For more than 100 years, acres of agricultural test plots surrounding the North Dakota State University campus in Fargo were a common sight. As a land-grant institution, NDSU has a strong heritage based in agricultural research. But by the 1980s, the institution and the state it serves faced obstacles. A farm economy crisis forced many farmers out of business, affecting families, farmers,Main streets and state institutions. Everyone wondered: Just where did the state’s economic future lie?

Stemming the out-migration of young people from North Dakota, creating good-paying jobs and boosting per capita income were just some of the challenges facing the state’s leaders. It took several catalysts and a team dedicated to measured change to develop long-term solutions.

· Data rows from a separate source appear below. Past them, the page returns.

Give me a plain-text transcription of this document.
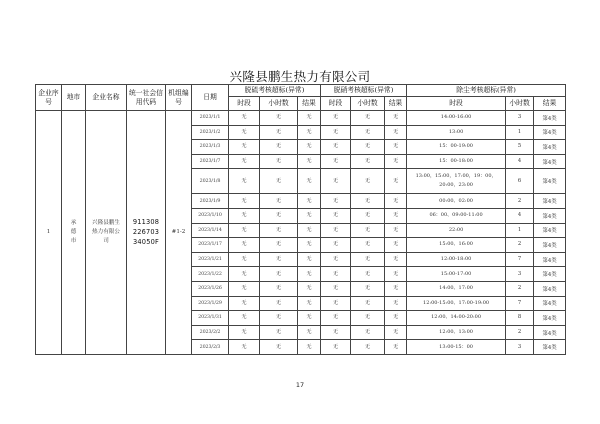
兴隆县鹏生热力有限公司
企业序号	地市	企业名称	统一社会信用代码	机组编号	日期	脱硫考核超标(异常)			脱硝考核超标(异常)			除尘考核超标(异常)		
						时段	小时数	结果	时段	小时数	结果	时段	小时数	结果
1	承德市	兴隆县鹏生热力有限公司	911308
226703
34050F	#1-2	2023/1/1	无	无	无	无	无	无	14:00-16:00	3	第4类
					2023/1/2	无	无	无	无	无	无	13:00	1	第4类
					2023/1/3	无	无	无	无	无	无	15：00-19:00	5	第4类
					2023/1/7	无	无	无	无	无	无	15：00-18:00	4	第4类
					2023/1/8	无	无	无	无	无	无	13:00，15:00，17:00，19：00，20:00，23:00	6	第4类
					2023/1/9	无	无	无	无	无	无	00:00、02:00	2	第4类
					2023/1/10	无	无	无	无	无	无	06：00、09:00-11:00	4	第4类
					2023/1/14	无	无	无	无	无	无	22:00	1	第4类
					2023/1/17	无	无	无	无	无	无	15:00、16:00	2	第4类
					2023/1/21	无	无	无	无	无	无	12:00-18:00	7	第4类
					2023/1/22	无	无	无	无	无	无	15:00-17:00	3	第4类
					2023/1/26	无	无	无	无	无	无	14:00、17:00	2	第4类
					2023/1/29	无	无	无	无	无	无	12:00-15:00、17:00-19:00	7	第4类
					2023/1/31	无	无	无	无	无	无	12:00、14:00-20:00	8	第4类
					2023/2/2	无	无	无	无	无	无	12:00、13:00	2	第4类
					2023/2/3	无	无	无	无	无	无	13:00-15：00	3	第4类
17
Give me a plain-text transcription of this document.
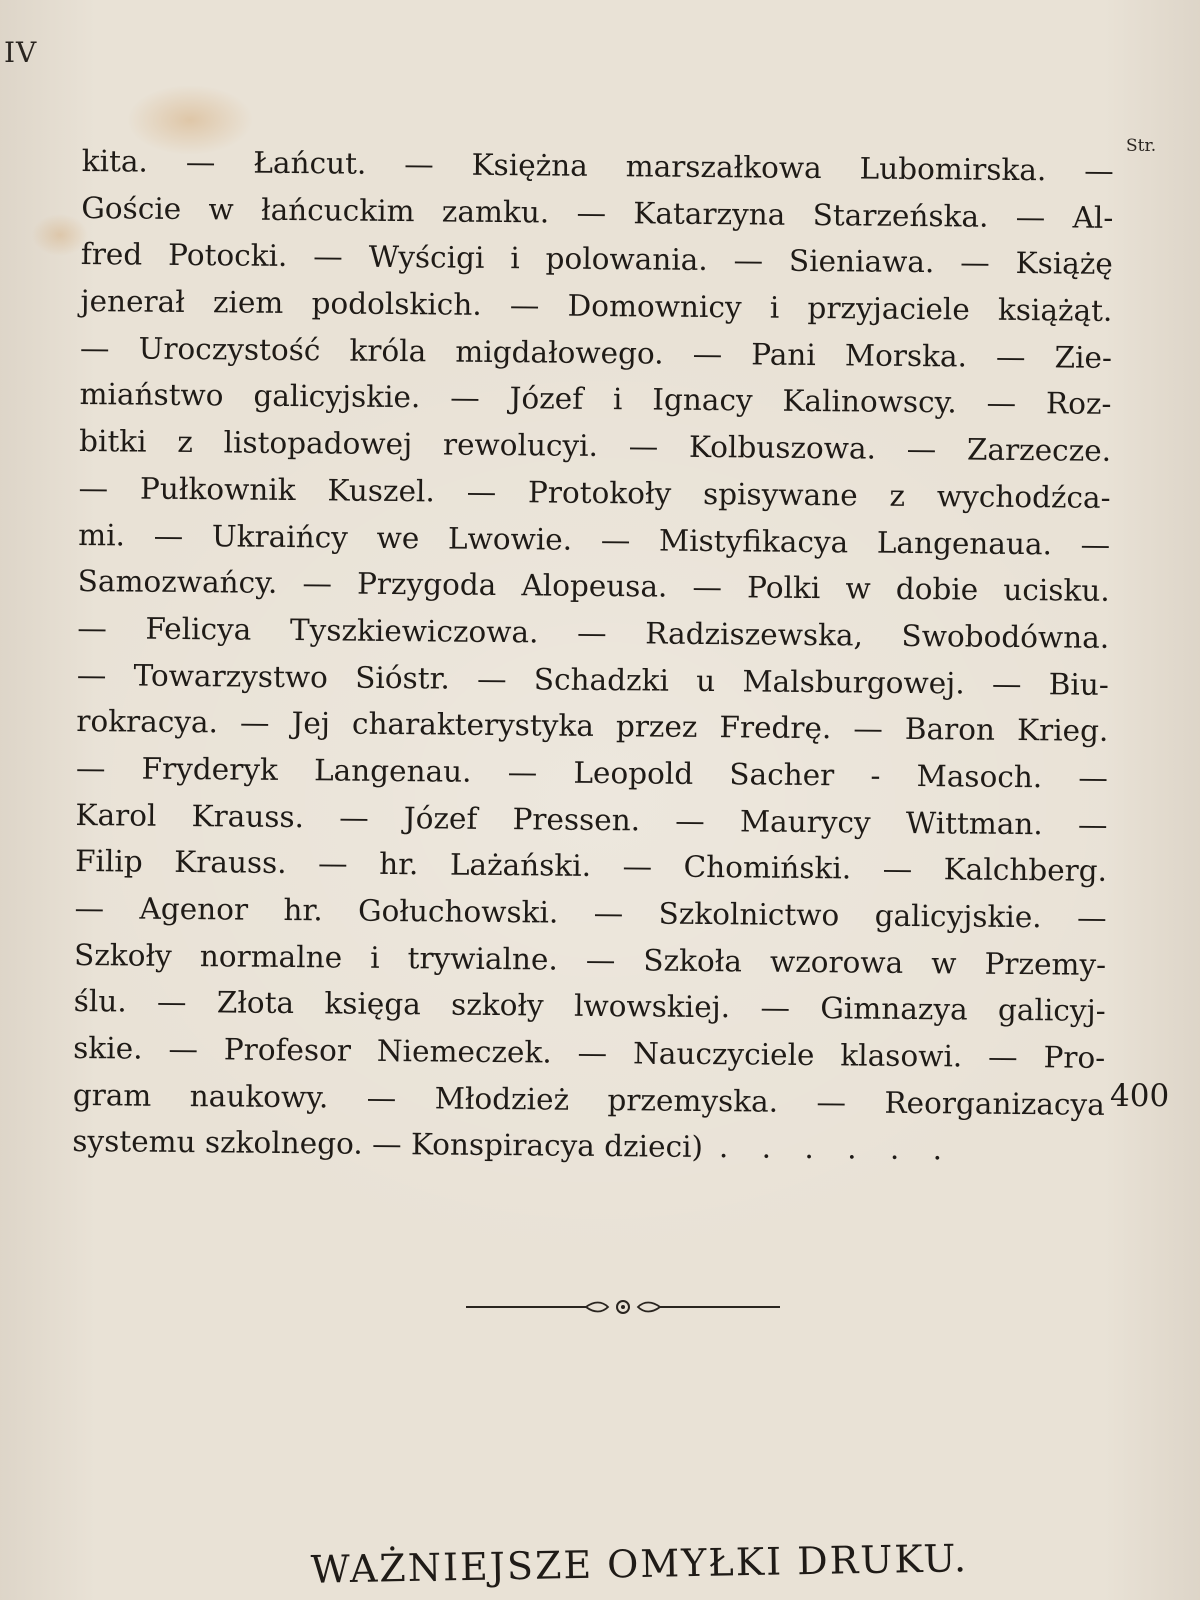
IV
Str.
kita. — Łańcut. — Księżna marszałkowa Lubomirska. —
Goście w łańcuckim zamku. — Katarzyna Starzeńska. — Al-
fred Potocki. — Wyścigi i polowania. — Sieniawa. — Książę
jenerał ziem podolskich. — Domownicy i przyjaciele książąt.
— Uroczystość króla migdałowego. — Pani Morska. — Zie-
miaństwo galicyjskie. — Józef i Ignacy Kalinowscy. — Roz-
bitki z listopadowej rewolucyi. — Kolbuszowa. — Zarzecze.
— Pułkownik Kuszel. — Protokoły spisywane z wychodźca-
mi. — Ukraińcy we Lwowie. — Mistyfikacya Langenaua. —
Samozwańcy. — Przygoda Alopeusa. — Polki w dobie ucisku.
— Felicya Tyszkiewiczowa. — Radziszewska, Swobodówna.
— Towarzystwo Sióstr. — Schadzki u Malsburgowej. — Biu-
rokracya. — Jej charakterystyka przez Fredrę. — Baron Krieg.
— Fryderyk Langenau. — Leopold Sacher - Masoch. —
Karol Krauss. — Józef Pressen. — Maurycy Wittman. —
Filip Krauss. — hr. Lażański. — Chomiński. — Kalchberg.
— Agenor hr. Gołuchowski. — Szkolnictwo galicyjskie. —
Szkoły normalne i trywialne. — Szkoła wzorowa w Przemy-
ślu. — Złota księga szkoły lwowskiej. — Gimnazya galicyj-
skie. — Profesor Niemeczek. — Nauczyciele klasowi. — Pro-
gram naukowy. — Młodzież przemyska. — Reorganizacya
systemu szkolnego. — Konspiracya dzieci) . . . . . .
400
WAŻNIEJSZE OMYŁKI DRUKU.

Evaluating assets and forging partnerships

The state’s assets included an extensive higher education system and two major research universities, as well as a favorable tax and regulatory climate for business. State leaders established a Higher Education Roundtable in 1999 to examine North Dakota’s university system and make recommendations to improve its role in education, research and economic development.

The 60-member advisory group included members of business and industry, state lawmakers, higher education board members, college presidents, faculty, and representatives from state government and American Indian tribes. The group’s report pointed out that without action, the state would continue losing population, particularly young people in their prime career years. The state Legislature and Board of Higher Education listened to the suggestions and adopted a doctrine of flexibility and accountability that gave campuses such as NDSU the opportunity to pursue new initiatives while demanding measurable results.


Catalysts and convergence

When Dr. Joseph A. Chapman arrived as president of NDSU in 1999, research expenditures were $44 million, student enrollment was 9,700 and 150 doctoral students were on campus.“My first impressions of NDSU were that this was a tremendous university but that it did not have the academic and research portfolios of our land-grant peers,” said Chapman.

NDSU did, however, have expertise in a number of growing technology fields. An early feasibility study on the viability of a research park at NDSU focused on four regional industry clusters that were showing rapid growth: biosciences, advanced manufacturing, materials science and information technology. The study also noted that there was virtually no competition from other economic development organizations in the region. Chapman championed the Research & Technology Park concept as a place where university researchers and private industry could combine their talents to develop new technologies, methods and systems. The state’s Board of Higher Education approved the idea and groundbreaking for the park took place in May 2000.

Chapman’s early decision to pursue rapid development of a technology park coincided with his challenge to faculty, staff and students to move the entire university to the next level by increasing research activity, enrollment and doctoral programs, as well as moving NDSU athletics to NCAA Division I. Faculty and staff saw the challenge – increasing annual research expenditures to more than $100 million, boosting enrollment to more than 12,000 students and increasing doctoral student enrollment to more than 500 in six years – as opportunity.